# Milling HSS?



## Twmaster (Apr 5, 2011)

What sort of cutter to mill an HSS bit? Carbide?

I need to make a fairly accurate form tool for for a job in my workshop. I am not steady enough with a Dremel to get the kind of shape I need. The tool is too small for me to attempt on my bench grinder.

A small endmill would be perfect to get the shape I need.


----------



## Ken I (Apr 5, 2011)

I'm assuming you want to grind a profile onto an endmill (A'la router bit profile) ? In either HSS or Carbide.

Grinding is the only practical way and for carbide it would need to be via a diamond wheel or at the very least CBN.

You would also need to do this on a tool and cutter grinder equipped with wheel profiling gear (like a Diaform).

Pretty much beyond the realms of hobbyist.

Having said that you can make something out of silver steel and harden it (what are you going to machine - material - quantity - is this a "production" run ?) What profile are you trying to achieve ?

As a complete Heath Robinson approach I have ground some cutters freehand on a bench grinder using a cordless drill run in reverse to drive the cutter - the trailing edge of the cutter touches the wheel first and tends to receive more attention from the wheel giving a natural relief.

Below - this method to repoint a broken tap - illustrative












You can accomplish much the same thing by putting the cutter in a lathe and freehand grind using a Dremmel and suitable grinding and slitting wheels to shape your cutter.

As stated - this is a very Heath Robinson approach and not to be considered for accurate profiles.

Also please be careful - safety glasses etc. Also if done in a lathe - cover the bed - you don't want grinding dust there.

TC router bits in various profiles are cheaply available - these are not really meant for metalwork but work quite well on non-ferrous metals. Use on steels is limited to very light cuts and are easilly broken.

Ken


----------



## gbritnell (Apr 5, 2011)

As Ken has stated why not go with drill rod/silver steel. I have made some quite intricate cutters from this material and they have held up quite well. 
It sure beats trying to grind small shapes into a rod of high speed steel by hand.
gbritnell


----------



## Ned Ludd (Apr 5, 2011)

Hi Guys,
Contrary to popular opinion you *can* mill HSS with a solid carbide end mill. One of our club members did so recently. I seem to recall him saying it was fairly easy but obviously care was taken to avoid too many shock loads which would have broken the end mill. The old timers at the club thought he was milling annealed HSS but it was a fully hard piece of 5/16 lathe tool.
Hope this helps.
Ned


----------



## Ken I (Apr 5, 2011)

Following from Ned's coment I may have interpreted your request incorrectly - are you trying to make a turning tool profile from a carbide cutter - ie making a radius forming tool for a lathe using the milling cutter to generate the form ?
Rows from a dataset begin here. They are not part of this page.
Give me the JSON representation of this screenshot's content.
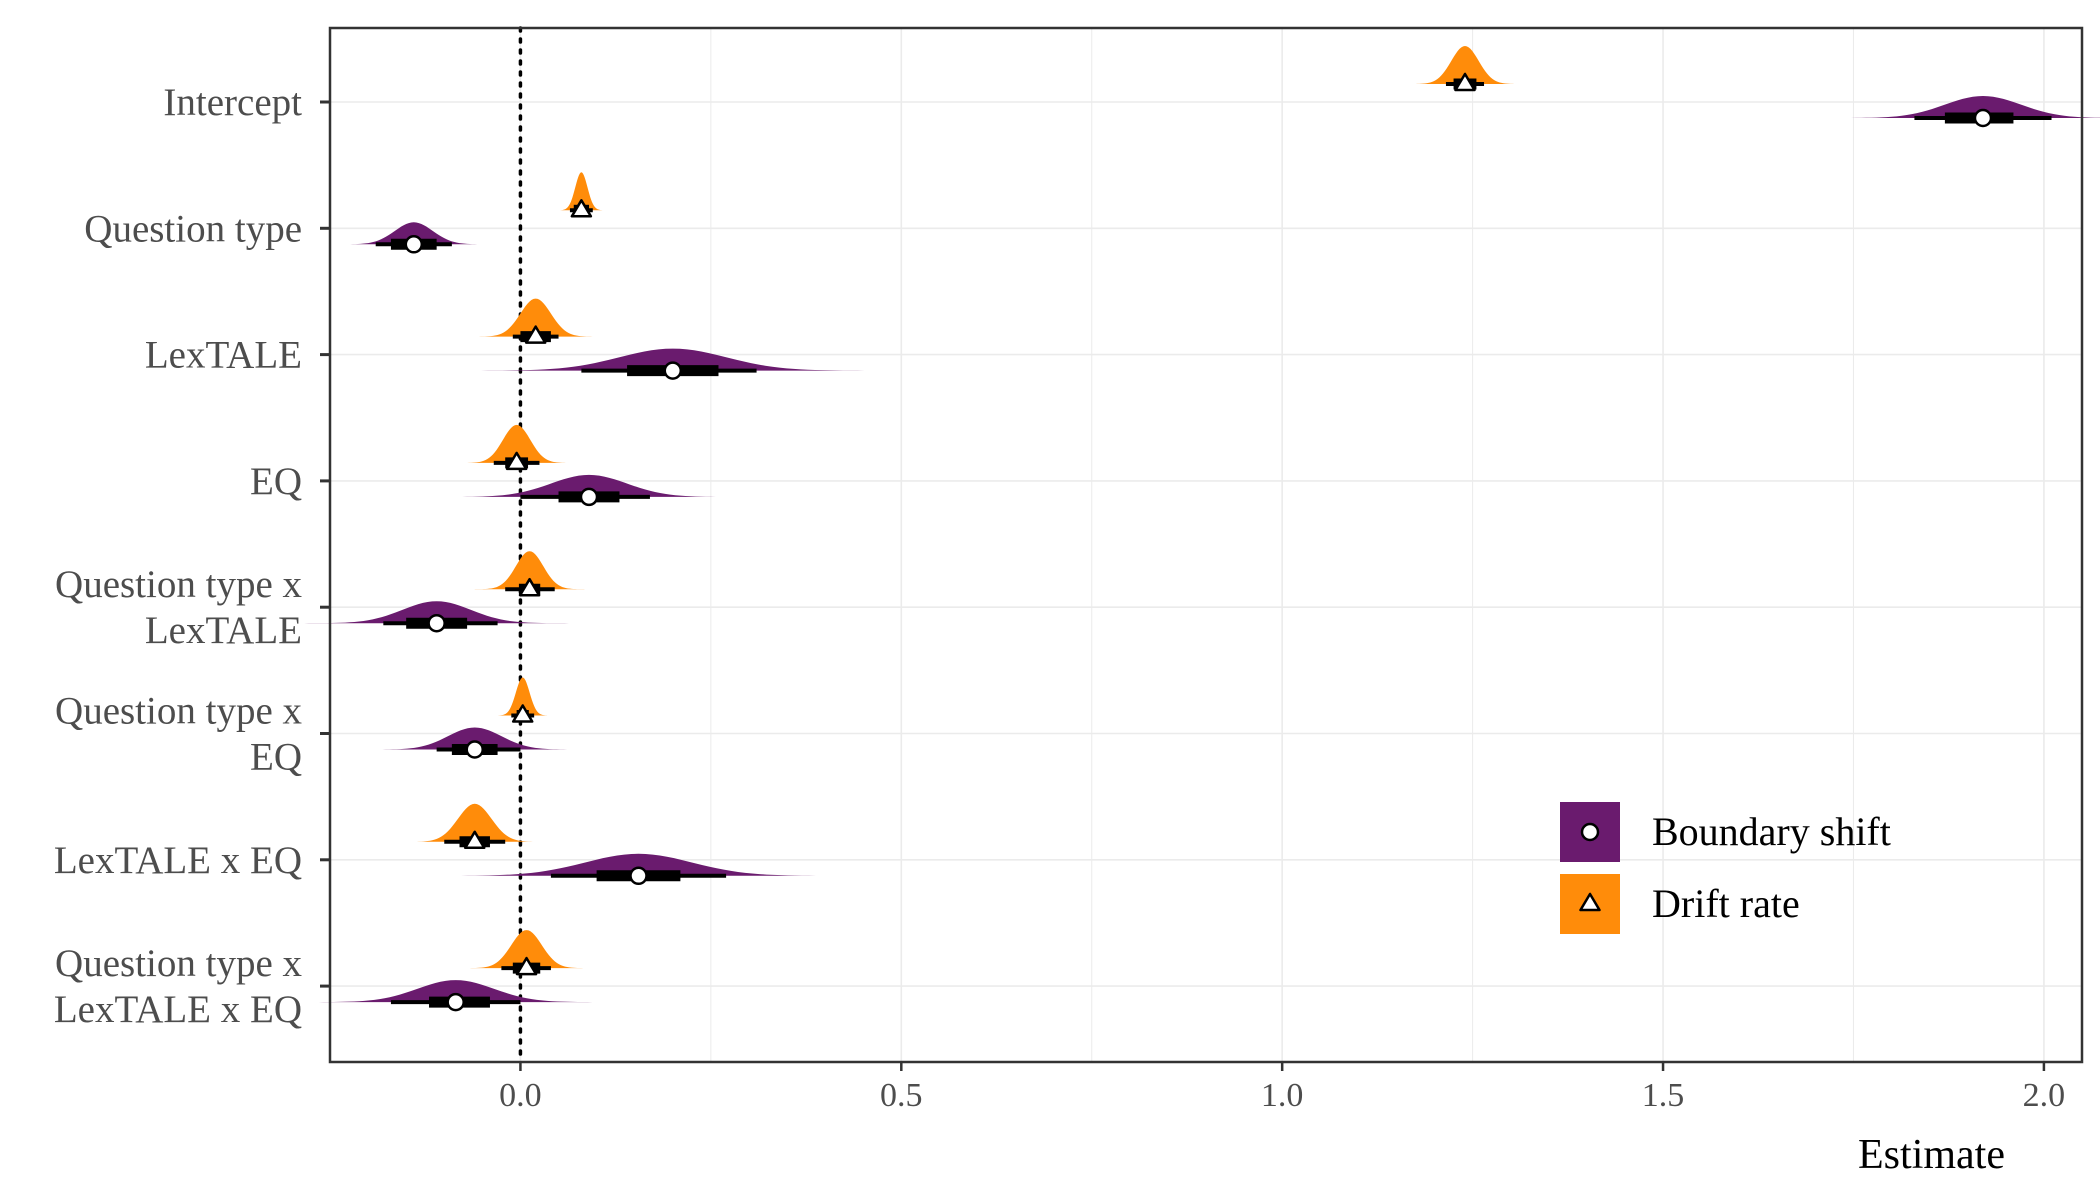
{
  "chart_data": {
    "type": "posterior-interval (halfeye)",
    "xlabel": "Estimate",
    "ylabel": "",
    "xlim": [
      -0.25,
      2.05
    ],
    "x_ticks": [
      0.0,
      0.5,
      1.0,
      1.5,
      2.0
    ],
    "x_tick_labels": [
      "0.0",
      "0.5",
      "1.0",
      "1.5",
      "2.0"
    ],
    "reference_line": {
      "x": 0,
      "style": "dotted"
    },
    "grid": true,
    "legend_position": "bottom-right, inside plot",
    "categories": [
      {
        "label": [
          "Intercept"
        ]
      },
      {
        "label": [
          "Question type"
        ]
      },
      {
        "label": [
          "LexTALE"
        ]
      },
      {
        "label": [
          "EQ"
        ]
      },
      {
        "label": [
          "Question type x",
          "LexTALE"
        ]
      },
      {
        "label": [
          "Question type x",
          "EQ"
        ]
      },
      {
        "label": [
          "LexTALE x EQ"
        ]
      },
      {
        "label": [
          "Question type x",
          "LexTALE x EQ"
        ]
      }
    ],
    "series": [
      {
        "name": "Boundary shift",
        "color": "#6a1b6e",
        "marker": "circle",
        "points": [
          {
            "estimate": 1.92,
            "ci66": [
              1.87,
              1.96
            ],
            "ci95": [
              1.83,
              2.01
            ],
            "spread": 0.05
          },
          {
            "estimate": -0.14,
            "ci66": [
              -0.17,
              -0.11
            ],
            "ci95": [
              -0.19,
              -0.09
            ],
            "spread": 0.025
          },
          {
            "estimate": 0.2,
            "ci66": [
              0.14,
              0.26
            ],
            "ci95": [
              0.08,
              0.31
            ],
            "spread": 0.07
          },
          {
            "estimate": 0.09,
            "ci66": [
              0.05,
              0.13
            ],
            "ci95": [
              0.0,
              0.17
            ],
            "spread": 0.05
          },
          {
            "estimate": -0.11,
            "ci66": [
              -0.15,
              -0.07
            ],
            "ci95": [
              -0.18,
              -0.03
            ],
            "spread": 0.045
          },
          {
            "estimate": -0.06,
            "ci66": [
              -0.09,
              -0.03
            ],
            "ci95": [
              -0.11,
              0.0
            ],
            "spread": 0.035
          },
          {
            "estimate": 0.155,
            "ci66": [
              0.1,
              0.21
            ],
            "ci95": [
              0.04,
              0.27
            ],
            "spread": 0.07
          },
          {
            "estimate": -0.085,
            "ci66": [
              -0.12,
              -0.04
            ],
            "ci95": [
              -0.17,
              0.0
            ],
            "spread": 0.05
          }
        ]
      },
      {
        "name": "Drift rate",
        "color": "#ff8c0a",
        "marker": "triangle",
        "points": [
          {
            "estimate": 1.24,
            "ci66": [
              1.225,
              1.255
            ],
            "ci95": [
              1.215,
              1.265
            ],
            "spread": 0.018
          },
          {
            "estimate": 0.08,
            "ci66": [
              0.07,
              0.09
            ],
            "ci95": [
              0.065,
              0.095
            ],
            "spread": 0.008
          },
          {
            "estimate": 0.02,
            "ci66": [
              0.0,
              0.04
            ],
            "ci95": [
              -0.01,
              0.05
            ],
            "spread": 0.02
          },
          {
            "estimate": -0.005,
            "ci66": [
              -0.02,
              0.01
            ],
            "ci95": [
              -0.035,
              0.025
            ],
            "spread": 0.018
          },
          {
            "estimate": 0.012,
            "ci66": [
              -0.002,
              0.026
            ],
            "ci95": [
              -0.02,
              0.045
            ],
            "spread": 0.018
          },
          {
            "estimate": 0.003,
            "ci66": [
              -0.005,
              0.011
            ],
            "ci95": [
              -0.012,
              0.018
            ],
            "spread": 0.009
          },
          {
            "estimate": -0.06,
            "ci66": [
              -0.08,
              -0.04
            ],
            "ci95": [
              -0.1,
              -0.02
            ],
            "spread": 0.022
          },
          {
            "estimate": 0.008,
            "ci66": [
              -0.01,
              0.026
            ],
            "ci95": [
              -0.025,
              0.04
            ],
            "spread": 0.02
          }
        ]
      }
    ]
  }
}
I must admit I've never tried to use a TC cutter on HSS - wouldn't want to risk an expensive TC cutter and I really don't think it will work anyway.
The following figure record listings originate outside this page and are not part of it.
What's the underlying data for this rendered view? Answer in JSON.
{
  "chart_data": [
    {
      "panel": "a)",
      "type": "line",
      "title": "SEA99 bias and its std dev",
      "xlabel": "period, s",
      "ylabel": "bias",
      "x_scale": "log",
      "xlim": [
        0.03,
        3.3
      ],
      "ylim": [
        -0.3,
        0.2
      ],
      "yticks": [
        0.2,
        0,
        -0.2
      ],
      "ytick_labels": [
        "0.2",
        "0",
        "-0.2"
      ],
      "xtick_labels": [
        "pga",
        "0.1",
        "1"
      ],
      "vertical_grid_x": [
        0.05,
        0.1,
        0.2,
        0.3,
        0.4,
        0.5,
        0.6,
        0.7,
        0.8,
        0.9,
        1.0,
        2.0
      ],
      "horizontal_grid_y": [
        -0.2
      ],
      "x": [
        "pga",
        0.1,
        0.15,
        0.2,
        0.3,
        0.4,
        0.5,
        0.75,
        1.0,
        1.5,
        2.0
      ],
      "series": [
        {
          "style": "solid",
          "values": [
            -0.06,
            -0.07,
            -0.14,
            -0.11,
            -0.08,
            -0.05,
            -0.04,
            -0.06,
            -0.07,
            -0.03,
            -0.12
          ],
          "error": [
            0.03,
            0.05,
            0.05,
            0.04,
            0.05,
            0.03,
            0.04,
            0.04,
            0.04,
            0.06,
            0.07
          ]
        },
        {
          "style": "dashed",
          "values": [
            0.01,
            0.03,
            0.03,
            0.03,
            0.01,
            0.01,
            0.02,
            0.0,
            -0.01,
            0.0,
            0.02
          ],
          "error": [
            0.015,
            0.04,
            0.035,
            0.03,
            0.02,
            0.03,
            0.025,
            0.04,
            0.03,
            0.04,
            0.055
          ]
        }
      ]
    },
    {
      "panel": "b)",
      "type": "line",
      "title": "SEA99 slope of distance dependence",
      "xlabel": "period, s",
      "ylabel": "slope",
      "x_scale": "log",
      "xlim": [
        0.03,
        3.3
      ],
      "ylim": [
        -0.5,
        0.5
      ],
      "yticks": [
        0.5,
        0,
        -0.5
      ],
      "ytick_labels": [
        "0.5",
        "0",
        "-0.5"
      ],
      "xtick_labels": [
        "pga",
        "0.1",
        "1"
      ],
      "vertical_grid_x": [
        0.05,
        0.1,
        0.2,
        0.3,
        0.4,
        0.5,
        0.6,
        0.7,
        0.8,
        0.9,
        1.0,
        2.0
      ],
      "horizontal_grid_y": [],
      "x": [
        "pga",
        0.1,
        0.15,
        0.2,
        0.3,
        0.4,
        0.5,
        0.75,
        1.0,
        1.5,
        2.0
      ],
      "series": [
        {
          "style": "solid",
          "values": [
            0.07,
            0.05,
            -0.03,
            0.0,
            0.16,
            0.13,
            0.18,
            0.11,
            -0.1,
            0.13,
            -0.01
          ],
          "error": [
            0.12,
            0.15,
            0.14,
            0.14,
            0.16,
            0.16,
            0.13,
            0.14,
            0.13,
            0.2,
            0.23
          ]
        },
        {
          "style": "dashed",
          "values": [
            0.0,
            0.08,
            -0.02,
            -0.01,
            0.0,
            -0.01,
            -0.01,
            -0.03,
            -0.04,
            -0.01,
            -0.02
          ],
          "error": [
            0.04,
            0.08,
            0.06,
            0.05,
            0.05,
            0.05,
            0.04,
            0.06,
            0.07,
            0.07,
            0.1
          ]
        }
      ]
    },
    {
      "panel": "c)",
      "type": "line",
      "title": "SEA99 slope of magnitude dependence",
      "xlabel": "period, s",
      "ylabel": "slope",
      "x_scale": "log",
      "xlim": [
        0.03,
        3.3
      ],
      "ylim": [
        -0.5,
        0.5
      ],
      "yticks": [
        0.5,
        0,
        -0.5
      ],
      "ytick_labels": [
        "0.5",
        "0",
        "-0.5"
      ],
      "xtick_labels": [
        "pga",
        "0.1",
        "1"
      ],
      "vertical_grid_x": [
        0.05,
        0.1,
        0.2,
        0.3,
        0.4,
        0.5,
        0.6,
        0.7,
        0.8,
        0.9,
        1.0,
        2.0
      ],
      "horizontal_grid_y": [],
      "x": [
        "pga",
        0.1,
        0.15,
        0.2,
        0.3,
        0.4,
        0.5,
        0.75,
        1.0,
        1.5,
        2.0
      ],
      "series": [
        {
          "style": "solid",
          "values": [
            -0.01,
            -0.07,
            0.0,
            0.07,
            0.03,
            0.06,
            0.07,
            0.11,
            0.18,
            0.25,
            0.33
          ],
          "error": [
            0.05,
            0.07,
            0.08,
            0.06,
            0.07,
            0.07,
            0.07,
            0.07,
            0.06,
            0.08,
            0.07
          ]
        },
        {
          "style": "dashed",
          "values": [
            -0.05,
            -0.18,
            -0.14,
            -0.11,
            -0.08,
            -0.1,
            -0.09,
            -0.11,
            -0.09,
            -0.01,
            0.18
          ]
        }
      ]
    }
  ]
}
Anyone else out there tried it ?

Ken


----------



## mu38&Bg# (Apr 5, 2011)

I tried milling HSS with a carbide endmill and got a 1/2" linear cut before the endmill was done. Cutting looked promising initially. The endmill was something that was in my toolbox when I bought it, but it was a good brand. I'm sure that if you bought a tool specifically for hardened steel it could be done with a reasonable tool life. General use carbide endmills won't get far.

I have also made turning tools from drill rod.


----------



## BillTodd (Apr 5, 2011)

I've turned HSS with a carbide insert. You'll probably need a substantial milling machine to mill the stuff without breaking an end mill with vibration (they can shatter with a bang so watch out) .

Bill


----------



## Twmaster (Apr 6, 2011)

Duh. Make a cutter from drill rod..... Harden...

That is a much better solution than trying to mill HSS.

Thanks for the insights gang.


----------